News Analysis: Disgruntled S. Korean voters turn to opposition party in parliamentary elections

Source: Xinhua| 2024-04-11 13:15:00|Editor: huaxia

SEOUL, April 11 (Xinhua) -- Disgruntled South Korean voters turned to the main liberal opposition Democratic Party in parliamentary elections as calls mounted to pass judgment on the government of President Yoon Suk-yeol amid rising worry about economic downturn and lopsided diplomacy.

The main liberal opposition Democratic Party and its satellite party won 161 constituency seats and 14 proportional representation (PR) slots, respectively, the National Election Commission said Thursday.

The broader liberal bloc, including the minor liberal Rebuilding Korea Party, the minor center-left New Future Party and the minor leftist Progressive Party, secured a total of 189 parliamentary seats.

The governing conservative People Power Party and its sister party obtained 90 constituency seats and 18 PR seats each, while the minor center-right New Reform Party garnered one constituency seat and two PR seats.

The quadrennial polls for 300 members of the National Assembly were carried out across the country on Wednesday to let voters cast ballots for 254 constituency seats and 46 PR seats.

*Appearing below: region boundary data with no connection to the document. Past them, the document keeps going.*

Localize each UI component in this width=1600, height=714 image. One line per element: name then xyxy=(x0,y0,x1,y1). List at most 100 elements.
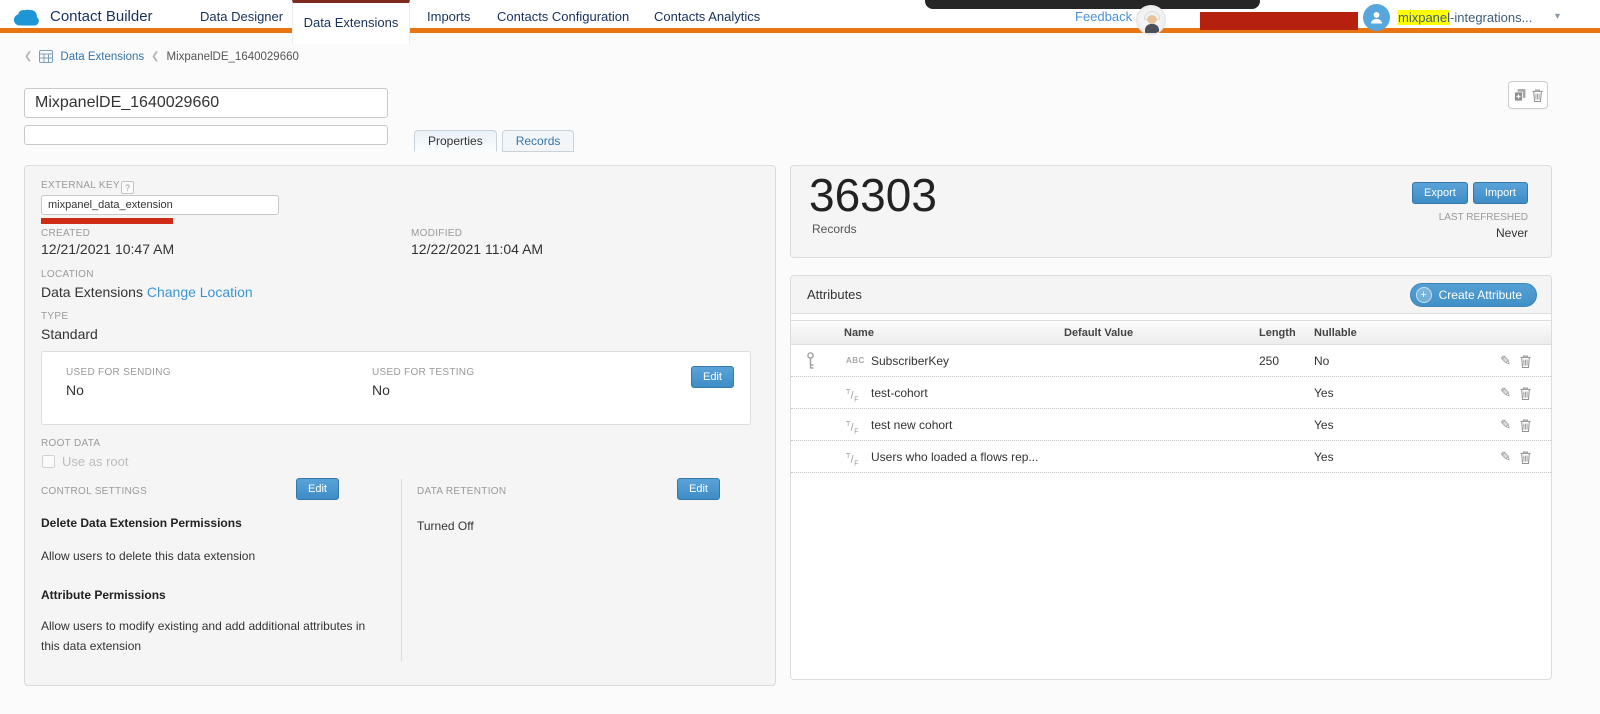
external-key-label: EXTERNAL KEY xyxy=(41,180,120,191)
last-refreshed-value: Never xyxy=(1496,226,1528,240)
data-extension-grid-icon xyxy=(39,50,53,63)
create-attribute-button[interactable]: + Create Attribute xyxy=(1410,283,1537,307)
boolean-type-icon: T/F xyxy=(846,441,859,480)
created-label: CREATED xyxy=(41,228,90,239)
control-settings-label: CONTROL SETTINGS xyxy=(41,486,147,497)
used-for-testing-value: No xyxy=(372,382,390,398)
attribute-permissions-desc: Allow users to modify existing and add a… xyxy=(41,616,375,657)
help-icon[interactable]: ? xyxy=(121,181,134,194)
edit-attribute-icon[interactable]: ✎ xyxy=(1500,449,1511,465)
records-summary-card: 36303 Records Export Import LAST REFRESH… xyxy=(790,165,1552,258)
location-label: LOCATION xyxy=(41,269,94,280)
edit-attribute-icon[interactable]: ✎ xyxy=(1500,385,1511,401)
row-actions: ✎ xyxy=(1500,409,1531,441)
attribute-row: T/F Users who loaded a flows rep... Yes … xyxy=(791,441,1551,473)
modified-value: 12/22/2021 11:04 AM xyxy=(411,241,543,257)
nav-item-data-extensions[interactable]: Data Extensions xyxy=(292,0,410,44)
text-type-icon: ABC xyxy=(846,345,865,377)
attributes-header: Attributes + Create Attribute xyxy=(791,276,1551,314)
row-actions: ✎ xyxy=(1500,377,1531,409)
type-label: TYPE xyxy=(41,311,68,322)
delete-attribute-icon[interactable] xyxy=(1520,355,1531,368)
location-text: Data Extensions xyxy=(41,284,143,300)
use-as-root-label: Use as root xyxy=(62,454,128,469)
breadcrumb: ❮ Data Extensions ❮ MixpanelDE_164002966… xyxy=(24,50,299,63)
user-menu-caret-icon[interactable]: ▾ xyxy=(1555,11,1560,22)
col-length: Length xyxy=(1259,321,1296,346)
attribute-length: 250 xyxy=(1259,345,1279,377)
cloud-logo-icon xyxy=(12,7,42,27)
last-refreshed-label: LAST REFRESHED xyxy=(1439,212,1528,223)
records-label: Records xyxy=(812,222,857,236)
nav-item-imports[interactable]: Imports xyxy=(427,0,470,33)
chevron-left-icon: ❮ xyxy=(151,51,159,62)
import-button[interactable]: Import xyxy=(1473,182,1528,204)
delete-attribute-icon[interactable] xyxy=(1520,451,1531,464)
copy-icon[interactable] xyxy=(1513,88,1527,102)
root-data-label: ROOT DATA xyxy=(41,438,100,449)
sending-settings-card: USED FOR SENDING No USED FOR TESTING No … xyxy=(41,351,751,425)
edit-attribute-icon[interactable]: ✎ xyxy=(1500,353,1511,369)
attribute-nullable: Yes xyxy=(1314,409,1334,441)
used-for-sending-value: No xyxy=(66,382,84,398)
nav-item-data-designer[interactable]: Data Designer xyxy=(200,0,283,33)
export-button[interactable]: Export xyxy=(1412,182,1468,204)
delete-permissions-title: Delete Data Extension Permissions xyxy=(41,516,242,530)
tab-records[interactable]: Records xyxy=(502,130,575,152)
user-name-rest: -integrations... xyxy=(1450,10,1532,25)
attribute-permissions-title: Attribute Permissions xyxy=(41,588,166,602)
chevron-left-icon[interactable]: ❮ xyxy=(24,51,32,62)
delete-permissions-desc: Allow users to delete this data extensio… xyxy=(41,546,255,566)
records-buttons: Export Import xyxy=(1412,182,1528,204)
delete-icon[interactable] xyxy=(1532,89,1543,102)
redaction-box-red xyxy=(1200,12,1358,30)
attribute-nullable: No xyxy=(1314,345,1329,377)
character-body xyxy=(1145,24,1159,33)
row-actions: ✎ xyxy=(1500,441,1531,473)
attributes-table-header: Name Default Value Length Nullable xyxy=(791,320,1551,345)
breadcrumb-data-extensions-link[interactable]: Data Extensions xyxy=(60,51,144,63)
delete-attribute-icon[interactable] xyxy=(1520,419,1531,432)
edit-attribute-icon[interactable]: ✎ xyxy=(1500,417,1511,433)
redaction-box-black xyxy=(925,0,1260,9)
use-as-root-checkbox[interactable] xyxy=(42,455,55,468)
col-name: Name xyxy=(844,321,874,346)
change-location-link[interactable]: Change Location xyxy=(147,284,253,300)
data-retention-value: Turned Off xyxy=(417,516,474,536)
assistant-character-icon[interactable] xyxy=(1136,5,1166,35)
user-menu[interactable]: mixpanel-integrations... xyxy=(1398,10,1532,25)
tab-properties[interactable]: Properties xyxy=(414,130,497,152)
de-description-input[interactable] xyxy=(24,125,388,145)
attribute-nullable: Yes xyxy=(1314,441,1334,473)
nav-item-contacts-analytics[interactable]: Contacts Analytics xyxy=(654,0,760,33)
used-for-sending-label: USED FOR SENDING xyxy=(66,367,171,378)
data-retention-label: DATA RETENTION xyxy=(417,486,506,497)
de-actions-toolbar xyxy=(1508,81,1548,109)
settings-divider xyxy=(401,479,402,661)
properties-panel: EXTERNAL KEY ? CREATED 12/21/2021 10:47 … xyxy=(24,165,776,686)
user-avatar[interactable] xyxy=(1363,4,1390,31)
feedback-link[interactable]: Feedback xyxy=(1075,9,1132,24)
contact-builder-page: Contact Builder Data Designer Data Exten… xyxy=(0,0,1600,714)
create-attribute-label: Create Attribute xyxy=(1439,288,1522,302)
plus-icon: + xyxy=(1416,287,1432,303)
external-key-input[interactable] xyxy=(41,195,279,215)
col-default-value: Default Value xyxy=(1064,321,1133,346)
edit-data-retention-button[interactable]: Edit xyxy=(677,478,720,500)
nav-item-contacts-configuration[interactable]: Contacts Configuration xyxy=(497,0,629,33)
attribute-row: ABC SubscriberKey 250 No ✎ xyxy=(791,345,1551,377)
edit-control-settings-button[interactable]: Edit xyxy=(296,478,339,500)
modified-label: MODIFIED xyxy=(411,228,462,239)
used-for-testing-label: USED FOR TESTING xyxy=(372,367,474,378)
app-brand[interactable]: Contact Builder xyxy=(12,0,153,33)
view-tabs: Properties Records xyxy=(414,130,574,152)
de-name-input[interactable] xyxy=(24,88,388,118)
row-actions: ✎ xyxy=(1500,345,1531,377)
location-value: Data Extensions Change Location xyxy=(41,284,253,300)
top-navigation-bar: Contact Builder Data Designer Data Exten… xyxy=(0,0,1600,33)
delete-attribute-icon[interactable] xyxy=(1520,387,1531,400)
edit-sending-button[interactable]: Edit xyxy=(691,366,734,388)
records-count: 36303 xyxy=(809,168,937,222)
col-nullable: Nullable xyxy=(1314,321,1357,346)
attribute-name: test new cohort xyxy=(871,409,952,441)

Concerns deepened over the South Korean economy, which had shown precarious indicators since Yoon took office in May 2022 for a single five-year presidency.

Real gross domestic product (GDP), adjusted for inflation, added 1.4 percent in 2023 after expanding 2.6 percent in 2022 and 4.3 percent in 2021. The real GDP declined 0.7 percent in 2020 amid the COVID-19 pandemic.

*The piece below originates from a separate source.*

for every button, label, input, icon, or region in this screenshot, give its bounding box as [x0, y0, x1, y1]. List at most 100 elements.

Export, which accounts for about half of the export-driven economy, reduced 7.4 percent in 2023 from a year earlier, turning downward in three years since 2020.

Trade deficit came to 9.97 billion U.S. dollars in 2023 after reaching 47.78 billion dollars in the previous year.

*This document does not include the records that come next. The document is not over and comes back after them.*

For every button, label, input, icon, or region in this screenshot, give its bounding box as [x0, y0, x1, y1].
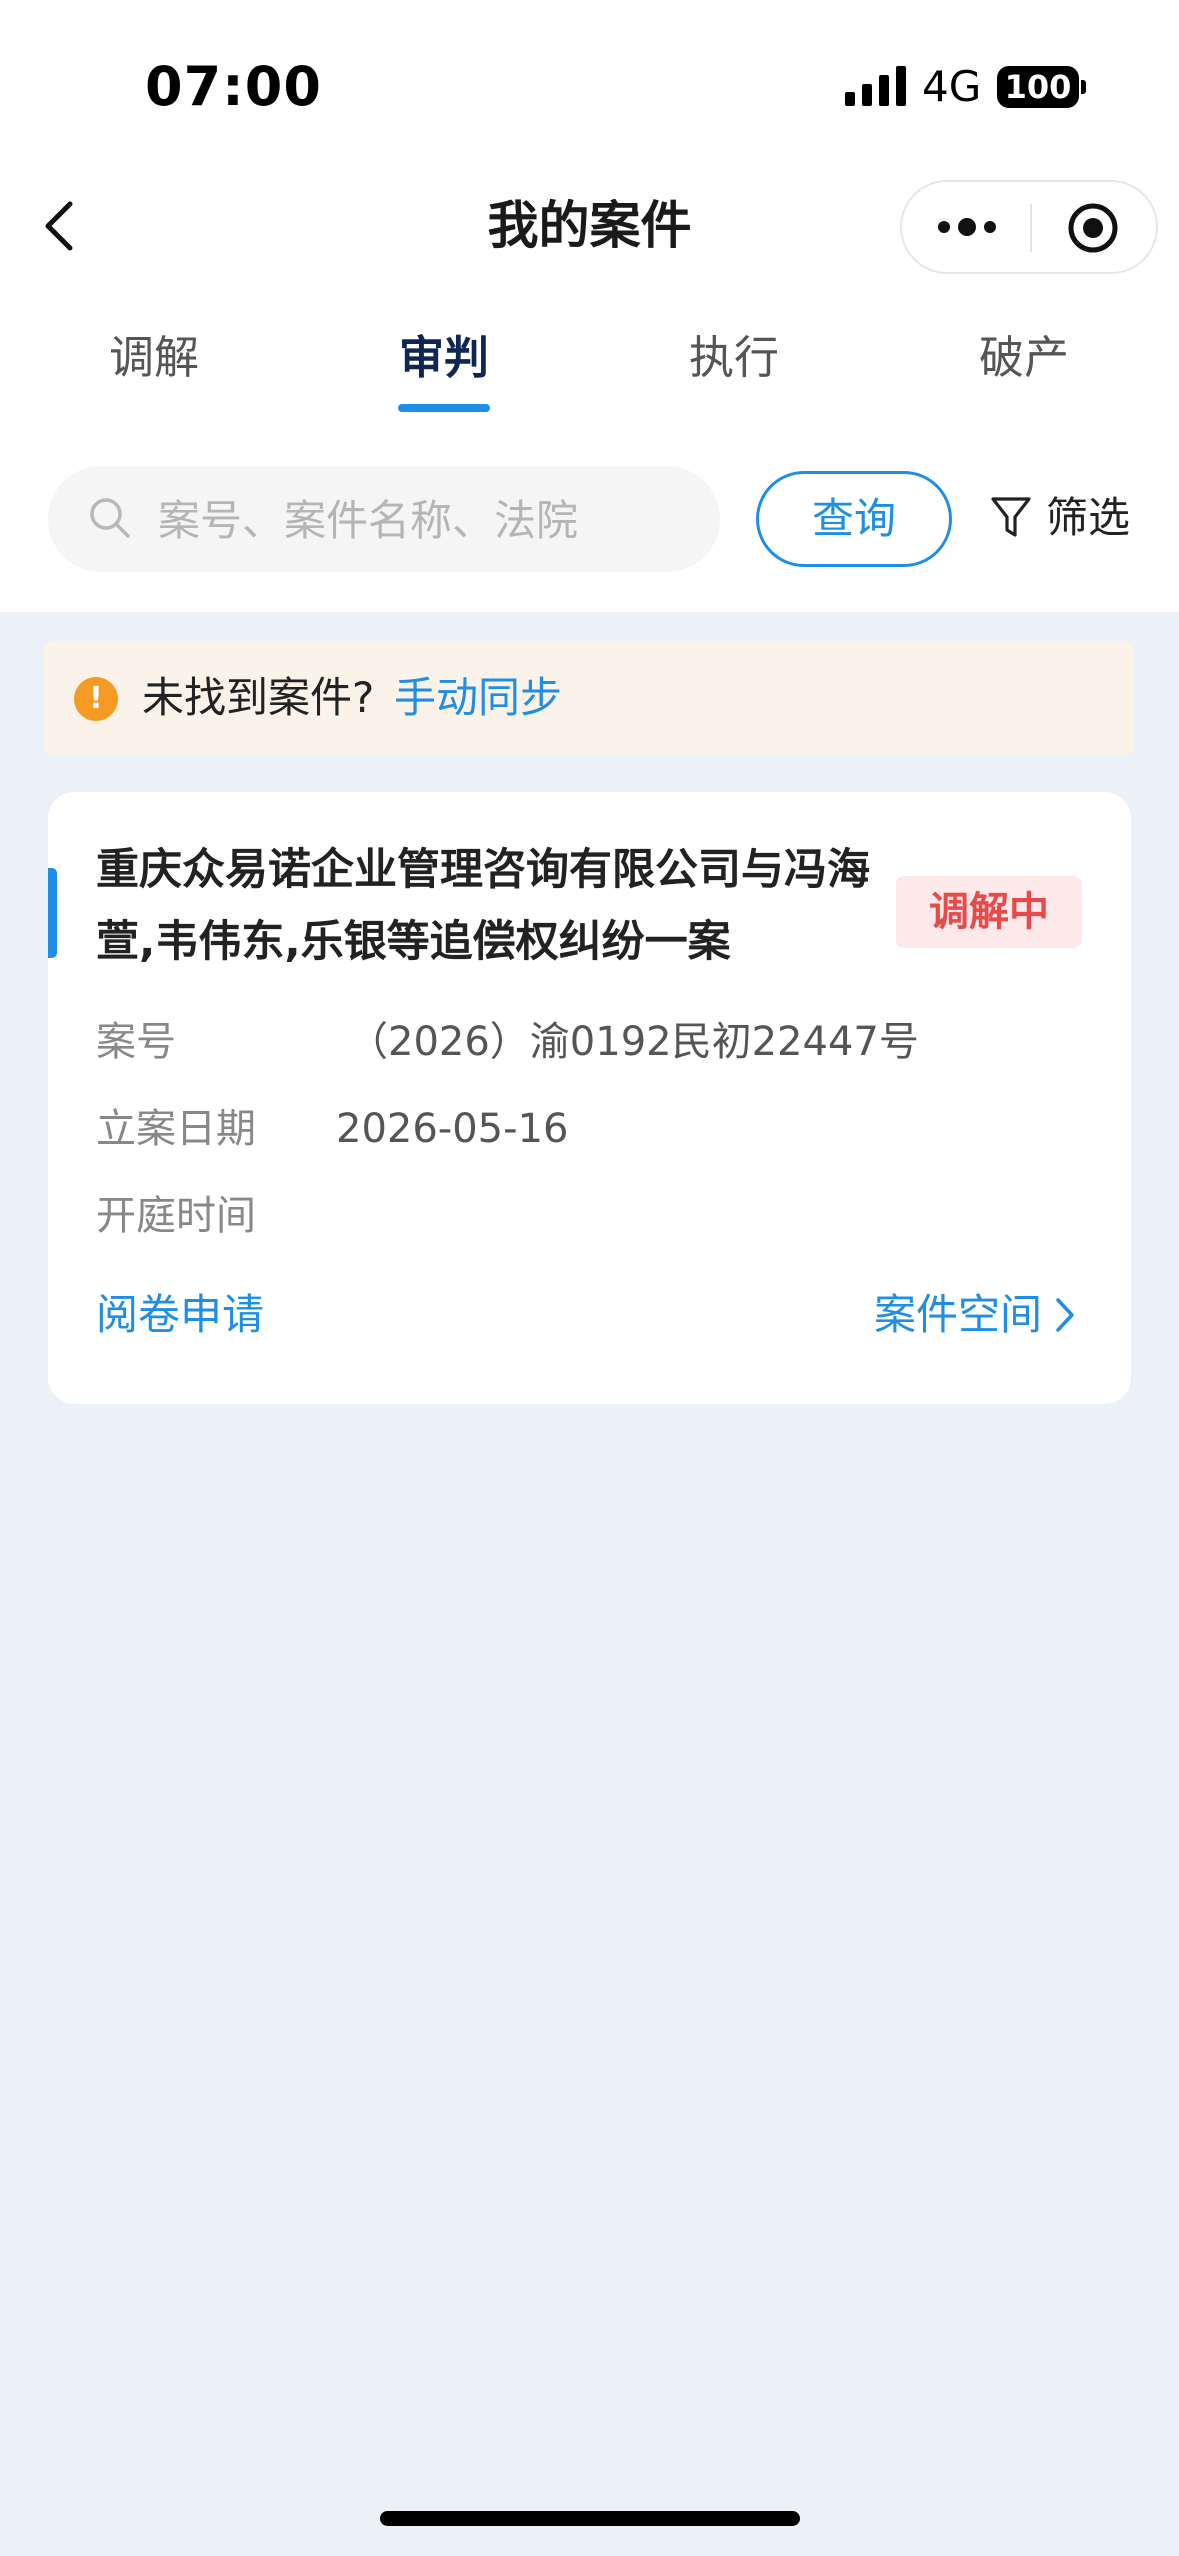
filter-funnel-icon [991, 497, 1031, 537]
tab-mediation[interactable]: 调解 [64, 330, 244, 386]
network-label: 4G [922, 62, 982, 111]
case-number-value: （2026）渝0192民初22447号 [348, 1019, 919, 1065]
case-number-label: 案号 [96, 1019, 176, 1065]
search-icon [90, 498, 130, 538]
tab-active-indicator [398, 404, 490, 412]
tab-execution[interactable]: 执行 [644, 330, 824, 386]
more-dots-icon[interactable] [936, 212, 998, 242]
capsule-divider [1030, 204, 1032, 252]
case-card[interactable]: 重庆众易诺企业管理咨询有限公司与冯海萱,韦伟东,乐银等追偿权纠纷一案 调解中 案… [48, 792, 1131, 1404]
case-space-label: 案件空间 [874, 1290, 1043, 1339]
tab-trial[interactable]: 审判 [354, 330, 534, 386]
battery-icon: 100 [997, 66, 1079, 108]
chevron-right-icon [1056, 1298, 1074, 1332]
signal-icon [845, 66, 906, 106]
tab-bankruptcy[interactable]: 破产 [934, 330, 1114, 386]
filing-date-label: 立案日期 [96, 1106, 256, 1152]
card-accent-bar [48, 868, 57, 958]
sync-notice: ! 未找到案件? 手动同步 [44, 641, 1134, 756]
mini-program-capsule [900, 180, 1158, 274]
target-icon[interactable] [1067, 202, 1119, 254]
filter-label: 筛选 [1046, 493, 1131, 542]
filter-button[interactable]: 筛选 [990, 486, 1130, 550]
notice-text: 未找到案件? [142, 673, 375, 722]
hearing-time-label: 开庭时间 [96, 1193, 256, 1239]
status-time: 07:00 [145, 55, 322, 118]
read-file-apply-link[interactable]: 阅卷申请 [96, 1286, 264, 1344]
search-input[interactable] [158, 492, 698, 548]
battery-tip [1081, 80, 1086, 94]
home-indicator[interactable] [380, 2511, 800, 2526]
case-space-link[interactable]: 案件空间 [874, 1286, 1076, 1344]
manual-sync-link[interactable]: 手动同步 [394, 669, 562, 727]
status-badge: 调解中 [896, 876, 1082, 948]
warning-icon: ! [74, 677, 118, 721]
query-button[interactable]: 查询 [756, 471, 952, 567]
case-title: 重庆众易诺企业管理咨询有限公司与冯海萱,韦伟东,乐银等追偿权纠纷一案 [96, 845, 870, 967]
filing-date-value: 2026-05-16 [336, 1106, 569, 1152]
search-box[interactable] [48, 466, 720, 572]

The consumer price inflation had roughly been on the decline after peaking at 6.3 percent in July 2022, but it never fell below the central bank's mid-term inflation target of 2 percent under the current government.

Worry escalated over the Yoon administration's lopsided diplomacy that only focused on the trilateral relations with the United States and Japan while failing to woo other corners of the world.

Kim Joon-hyung, former chancellor of the Korea National Diplomatic Academy, said in a column for a local newspaper that Yoon's diplomacy was nothing more than an ideologically-biased diplomacy, which narrowed Seoul's diplomatic position and its space for national interests while just showing off solidarity with the United States and Japan.

A former senior government official was quoted by newspaper Hankyoreh as saying that Yoon lost Seoul's diplomatic autonomy and independent voice by continuously running a biased diplomacy in the name of "value diplomacy."

Chung Dong-young, who was elected in parliamentary elections as the fifth-term lawmaker of the Democratic Party, said earlier this year that Yoon's value diplomacy was a lopsided diplomacy making South Korea subordinate to the United States and Japan.

Yonhap news agency noted that the April 10 general elections resulted in a landslide victory for the opposition bloc and a crushing defeat for the ruling party, which indicated that the public passed judgment on the entire governing power.

Yonhap assessed that voters gave a red card to demand the government overhaul its style of managing state affairs.